2.3. Ingevolge artikel 20.6, tweede lid, van de Wet milieubeheer kan tegen een besluit als het onderhavige beroep worden ingesteld door:
a. degenen die bedenkingen hebben ingebracht tegen het ontwerp van het besluit;
b. de adviseurs die gebruik hebben gemaakt van de gelegenheid advies uit te brengen over het ontwerp van het besluit;
c. degenen die bedenkingen hebben tegen wijzigingen die bij het nemen van het besluit ten opzichte van het ontwerp daarvan zijn aangebracht;
d. belanghebbenden aan wie redelijkerwijs niet kan worden verweten geen bedenkingen te hebben ingebracht tegen het ontwerp van het besluit.
Appellant sub 2 heeft de gronden inzake het Landelijk Afvalstoffen beheersplan (LAP), de milieu-effectrapportage, de geldigheidsduur van de vergunning, de aansluiting op de rioolwaterzuiveringsinstallatie en het bodemonderzoek niet als bedenkingen tegen het ontwerp van het besluit ingebracht. Verder is het bepaalde onder b en c hier niet van toepassing. Niet is gebleken van omstandigheden op grond waarvan appellant sub 2 redelijkerwijs niet kan worden verweten op deze punten geen bedenkingen te hebben ingebracht tegen het ontwerp van het besluit. Uit het vorenstaande volgt dat het beroep van appellant sub 2 in zoverre niet-ontvankelijk is.

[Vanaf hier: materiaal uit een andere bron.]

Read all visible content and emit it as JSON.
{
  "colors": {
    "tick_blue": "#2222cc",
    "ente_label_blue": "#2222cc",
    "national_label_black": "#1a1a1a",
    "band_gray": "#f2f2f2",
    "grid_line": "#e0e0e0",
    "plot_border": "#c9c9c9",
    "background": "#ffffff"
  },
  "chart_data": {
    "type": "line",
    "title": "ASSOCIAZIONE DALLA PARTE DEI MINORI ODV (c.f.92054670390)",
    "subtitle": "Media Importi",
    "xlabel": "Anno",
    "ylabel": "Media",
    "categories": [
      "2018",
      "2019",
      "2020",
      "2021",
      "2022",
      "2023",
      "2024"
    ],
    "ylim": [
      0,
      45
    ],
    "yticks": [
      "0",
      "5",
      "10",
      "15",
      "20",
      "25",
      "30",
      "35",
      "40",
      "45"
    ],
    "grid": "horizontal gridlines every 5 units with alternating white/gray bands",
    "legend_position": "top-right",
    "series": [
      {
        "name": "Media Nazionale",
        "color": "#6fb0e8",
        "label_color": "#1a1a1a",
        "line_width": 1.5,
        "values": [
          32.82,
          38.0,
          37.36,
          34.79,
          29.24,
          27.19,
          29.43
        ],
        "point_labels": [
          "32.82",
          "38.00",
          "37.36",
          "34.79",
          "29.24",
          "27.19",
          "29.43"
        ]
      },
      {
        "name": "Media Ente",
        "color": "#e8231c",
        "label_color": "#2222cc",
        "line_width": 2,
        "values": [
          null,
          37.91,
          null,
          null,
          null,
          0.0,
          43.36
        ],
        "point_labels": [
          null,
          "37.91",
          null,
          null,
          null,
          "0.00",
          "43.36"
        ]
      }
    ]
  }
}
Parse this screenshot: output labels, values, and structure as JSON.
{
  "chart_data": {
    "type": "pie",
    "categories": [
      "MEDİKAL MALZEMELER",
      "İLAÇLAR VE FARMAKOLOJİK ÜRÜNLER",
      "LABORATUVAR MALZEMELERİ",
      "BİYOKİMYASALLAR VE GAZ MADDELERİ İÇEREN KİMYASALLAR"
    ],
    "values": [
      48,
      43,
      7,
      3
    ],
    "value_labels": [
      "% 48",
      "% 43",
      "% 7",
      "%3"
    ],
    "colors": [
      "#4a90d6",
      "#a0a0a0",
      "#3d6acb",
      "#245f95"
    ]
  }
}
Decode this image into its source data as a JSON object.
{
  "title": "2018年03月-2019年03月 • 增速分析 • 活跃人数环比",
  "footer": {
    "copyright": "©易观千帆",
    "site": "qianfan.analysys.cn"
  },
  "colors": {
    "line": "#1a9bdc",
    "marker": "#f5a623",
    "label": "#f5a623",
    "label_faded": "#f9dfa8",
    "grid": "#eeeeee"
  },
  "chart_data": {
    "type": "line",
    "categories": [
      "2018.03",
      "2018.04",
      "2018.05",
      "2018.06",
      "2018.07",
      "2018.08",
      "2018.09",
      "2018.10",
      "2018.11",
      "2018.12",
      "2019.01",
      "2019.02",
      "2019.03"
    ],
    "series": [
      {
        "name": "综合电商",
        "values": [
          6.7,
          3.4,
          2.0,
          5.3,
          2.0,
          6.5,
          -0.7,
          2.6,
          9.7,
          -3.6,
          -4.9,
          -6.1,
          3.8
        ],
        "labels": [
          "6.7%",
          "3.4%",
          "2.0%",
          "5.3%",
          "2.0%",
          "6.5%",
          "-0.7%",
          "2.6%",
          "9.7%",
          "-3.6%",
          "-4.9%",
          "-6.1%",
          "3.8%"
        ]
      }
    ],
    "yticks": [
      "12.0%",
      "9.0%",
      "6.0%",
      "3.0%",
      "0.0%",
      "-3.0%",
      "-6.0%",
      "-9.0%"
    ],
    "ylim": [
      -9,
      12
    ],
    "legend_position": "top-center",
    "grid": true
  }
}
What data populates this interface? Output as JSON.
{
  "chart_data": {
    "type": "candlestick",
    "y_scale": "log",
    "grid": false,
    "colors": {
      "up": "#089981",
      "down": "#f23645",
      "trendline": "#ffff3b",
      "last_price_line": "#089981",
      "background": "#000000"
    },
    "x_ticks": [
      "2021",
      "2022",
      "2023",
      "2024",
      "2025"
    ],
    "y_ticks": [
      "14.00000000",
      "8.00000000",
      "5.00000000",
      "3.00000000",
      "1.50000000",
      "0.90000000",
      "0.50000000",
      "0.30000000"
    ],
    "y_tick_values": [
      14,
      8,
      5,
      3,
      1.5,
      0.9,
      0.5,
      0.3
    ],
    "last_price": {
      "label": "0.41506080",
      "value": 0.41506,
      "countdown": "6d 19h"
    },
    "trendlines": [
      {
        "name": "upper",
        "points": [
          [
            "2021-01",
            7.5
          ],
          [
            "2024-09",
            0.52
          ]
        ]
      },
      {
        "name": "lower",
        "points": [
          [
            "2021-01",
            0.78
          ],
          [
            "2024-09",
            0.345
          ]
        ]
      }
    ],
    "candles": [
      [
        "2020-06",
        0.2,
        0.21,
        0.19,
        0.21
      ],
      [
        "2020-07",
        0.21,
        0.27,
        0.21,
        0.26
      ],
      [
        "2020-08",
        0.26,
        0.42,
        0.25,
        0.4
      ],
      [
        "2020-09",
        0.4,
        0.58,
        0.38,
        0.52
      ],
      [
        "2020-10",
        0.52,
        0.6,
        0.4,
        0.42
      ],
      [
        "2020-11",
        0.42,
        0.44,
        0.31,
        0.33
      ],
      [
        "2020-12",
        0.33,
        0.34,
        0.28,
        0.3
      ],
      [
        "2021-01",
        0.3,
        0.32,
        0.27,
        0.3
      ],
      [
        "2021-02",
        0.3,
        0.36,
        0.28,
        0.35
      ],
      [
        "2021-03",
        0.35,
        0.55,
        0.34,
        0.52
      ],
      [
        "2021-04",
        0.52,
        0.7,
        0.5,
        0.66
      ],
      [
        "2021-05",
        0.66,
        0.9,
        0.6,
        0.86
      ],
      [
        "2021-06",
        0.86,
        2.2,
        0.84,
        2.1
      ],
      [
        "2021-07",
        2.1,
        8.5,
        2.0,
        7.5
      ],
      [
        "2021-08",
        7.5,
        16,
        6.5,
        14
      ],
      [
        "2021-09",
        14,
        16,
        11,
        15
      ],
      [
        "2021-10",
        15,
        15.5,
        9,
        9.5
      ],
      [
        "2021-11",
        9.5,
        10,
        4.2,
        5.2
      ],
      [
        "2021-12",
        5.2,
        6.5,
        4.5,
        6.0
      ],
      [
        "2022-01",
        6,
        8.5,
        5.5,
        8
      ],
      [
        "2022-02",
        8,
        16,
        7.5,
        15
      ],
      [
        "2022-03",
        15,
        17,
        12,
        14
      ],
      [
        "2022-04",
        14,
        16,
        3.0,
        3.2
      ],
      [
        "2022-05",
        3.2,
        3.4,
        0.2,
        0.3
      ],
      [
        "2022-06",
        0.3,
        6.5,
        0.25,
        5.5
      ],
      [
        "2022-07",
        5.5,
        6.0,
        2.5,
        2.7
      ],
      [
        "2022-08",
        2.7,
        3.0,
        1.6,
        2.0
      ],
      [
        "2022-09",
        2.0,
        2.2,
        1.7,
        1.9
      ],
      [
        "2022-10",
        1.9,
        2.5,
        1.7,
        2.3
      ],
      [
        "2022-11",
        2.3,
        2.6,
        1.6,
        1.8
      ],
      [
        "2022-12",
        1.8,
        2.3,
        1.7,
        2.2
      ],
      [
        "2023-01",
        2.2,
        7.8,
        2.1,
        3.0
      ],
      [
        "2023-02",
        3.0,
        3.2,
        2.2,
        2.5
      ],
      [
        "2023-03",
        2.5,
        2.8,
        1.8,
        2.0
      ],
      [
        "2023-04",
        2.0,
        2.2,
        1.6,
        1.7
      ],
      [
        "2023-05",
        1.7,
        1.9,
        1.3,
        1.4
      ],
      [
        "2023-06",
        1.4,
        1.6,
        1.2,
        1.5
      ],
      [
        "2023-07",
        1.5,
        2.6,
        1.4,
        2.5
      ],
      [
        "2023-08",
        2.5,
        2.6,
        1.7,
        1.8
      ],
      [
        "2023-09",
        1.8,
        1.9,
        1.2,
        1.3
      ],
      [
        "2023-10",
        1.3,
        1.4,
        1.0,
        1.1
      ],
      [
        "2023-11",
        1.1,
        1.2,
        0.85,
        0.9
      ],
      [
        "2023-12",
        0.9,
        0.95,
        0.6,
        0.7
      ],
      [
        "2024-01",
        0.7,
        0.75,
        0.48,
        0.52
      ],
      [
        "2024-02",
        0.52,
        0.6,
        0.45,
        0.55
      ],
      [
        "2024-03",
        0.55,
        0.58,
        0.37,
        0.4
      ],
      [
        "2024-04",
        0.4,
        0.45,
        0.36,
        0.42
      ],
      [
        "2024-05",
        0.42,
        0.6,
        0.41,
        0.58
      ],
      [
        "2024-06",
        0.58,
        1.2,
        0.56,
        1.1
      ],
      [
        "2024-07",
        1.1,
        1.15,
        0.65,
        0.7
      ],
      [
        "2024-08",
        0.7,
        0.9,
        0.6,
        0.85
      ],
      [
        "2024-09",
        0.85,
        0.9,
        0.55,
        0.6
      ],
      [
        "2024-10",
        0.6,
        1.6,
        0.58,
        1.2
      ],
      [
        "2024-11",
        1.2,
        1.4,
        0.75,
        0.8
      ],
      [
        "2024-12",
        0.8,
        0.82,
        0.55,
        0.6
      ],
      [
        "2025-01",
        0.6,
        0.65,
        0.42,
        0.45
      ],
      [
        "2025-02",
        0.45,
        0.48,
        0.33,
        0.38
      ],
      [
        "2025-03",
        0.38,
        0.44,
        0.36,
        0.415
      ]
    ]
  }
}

2.4. Appellant sub 2 voert aan dat tevens een vergunning krachtens de Wet verontreiniging oppervlaktewateren dient te worden verleend.
Op grond van de stukken en het verhandelde ter zitting stelt de Afdeling vast dat in de inrichting geen sprake is van de lozing van afvalstoffen, verontreinigende of schadelijke stoffen in oppervlaktewateren als bedoeld in artikel 1.1, eerste lid, van de Wet verontreiniging oppervlaktewateren. Verweerder heeft zich derhalve terecht op het standpunt gesteld dat voor de onderhavige inrichting niet mede een vergunning krachtens de Wet verontreiniging oppervlaktewateren is vereist.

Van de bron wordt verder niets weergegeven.